I don't know. I just wish it were easier. I wish he could suck it up and be nice to me and realize that I've left him in God's hands. I pray for his salvation... not for reconciliation. Our marriage is over. I deserve to be treated so much better than he did. But for now... I need a little kindness. I need to know that he's going to help me through this until he's no longer legally forced to have anything to do with me. Past that... I plan on moving far away and he won't have to hear from me again.
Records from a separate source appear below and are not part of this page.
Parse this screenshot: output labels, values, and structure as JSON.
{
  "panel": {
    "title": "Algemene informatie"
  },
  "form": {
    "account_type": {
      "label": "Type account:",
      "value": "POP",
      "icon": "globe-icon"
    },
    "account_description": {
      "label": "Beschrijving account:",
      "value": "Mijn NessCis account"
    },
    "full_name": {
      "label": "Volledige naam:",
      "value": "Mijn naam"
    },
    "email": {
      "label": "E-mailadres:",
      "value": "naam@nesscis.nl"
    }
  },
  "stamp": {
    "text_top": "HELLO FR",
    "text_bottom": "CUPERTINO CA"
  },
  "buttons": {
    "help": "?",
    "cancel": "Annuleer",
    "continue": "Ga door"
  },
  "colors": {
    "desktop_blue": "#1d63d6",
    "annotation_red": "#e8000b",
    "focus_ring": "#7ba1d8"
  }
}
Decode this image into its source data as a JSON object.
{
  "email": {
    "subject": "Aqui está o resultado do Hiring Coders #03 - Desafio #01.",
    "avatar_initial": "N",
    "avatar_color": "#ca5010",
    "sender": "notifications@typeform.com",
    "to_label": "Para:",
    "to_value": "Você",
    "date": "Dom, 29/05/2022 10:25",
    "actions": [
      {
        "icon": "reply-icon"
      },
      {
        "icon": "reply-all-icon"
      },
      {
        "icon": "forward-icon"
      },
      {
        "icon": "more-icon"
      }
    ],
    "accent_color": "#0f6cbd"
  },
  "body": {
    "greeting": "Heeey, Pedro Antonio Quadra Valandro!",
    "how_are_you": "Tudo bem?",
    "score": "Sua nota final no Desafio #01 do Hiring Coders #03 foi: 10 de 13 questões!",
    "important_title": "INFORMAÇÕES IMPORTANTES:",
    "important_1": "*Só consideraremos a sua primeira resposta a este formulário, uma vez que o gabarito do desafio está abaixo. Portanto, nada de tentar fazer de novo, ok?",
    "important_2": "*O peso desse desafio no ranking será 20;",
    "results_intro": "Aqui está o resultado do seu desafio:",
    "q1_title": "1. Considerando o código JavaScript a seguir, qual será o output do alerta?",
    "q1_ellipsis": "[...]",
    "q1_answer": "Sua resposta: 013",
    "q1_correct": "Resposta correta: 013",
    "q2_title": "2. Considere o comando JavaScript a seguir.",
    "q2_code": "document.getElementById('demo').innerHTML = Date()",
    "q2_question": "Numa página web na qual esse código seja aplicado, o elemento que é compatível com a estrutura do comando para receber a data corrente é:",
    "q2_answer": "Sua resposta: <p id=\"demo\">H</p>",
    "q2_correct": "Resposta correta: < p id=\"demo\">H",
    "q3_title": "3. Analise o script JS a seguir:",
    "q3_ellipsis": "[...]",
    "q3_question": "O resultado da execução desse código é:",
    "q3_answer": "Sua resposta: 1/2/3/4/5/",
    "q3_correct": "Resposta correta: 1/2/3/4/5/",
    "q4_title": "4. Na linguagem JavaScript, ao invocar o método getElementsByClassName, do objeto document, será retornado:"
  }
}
I'm not excited for the holiday's like I was before. Last month I was excited about putting up the tree and seeing my new nephew at Thanksgiving at the in-law's house. I was excited about the presents I'd bought him and looking forward to getting presents for our families. I was looking forward to him FINALLY kissing me at midnight on New Years. Now... the holiday's don't seem to hold much joy. There's not a lot of money for Christmas presents and I dread having to see my family and have them ask me what happened with Paul. I want to hide. I want to avoid everyone.
I don't know. It's going to get easier. If someone could slip him a happy pill and make him a little easier to deal with, I'd be forever indebted. *sigh*
Paul, I know you're reading this... just be my friend. Please? There's a lot of things going on that I need your cooperation with. Please cool out... until everything is settled. I don't need the extra stress. I'm not trying to make things complicated. I just want to get through this so I can move on with my life. Help me. Please.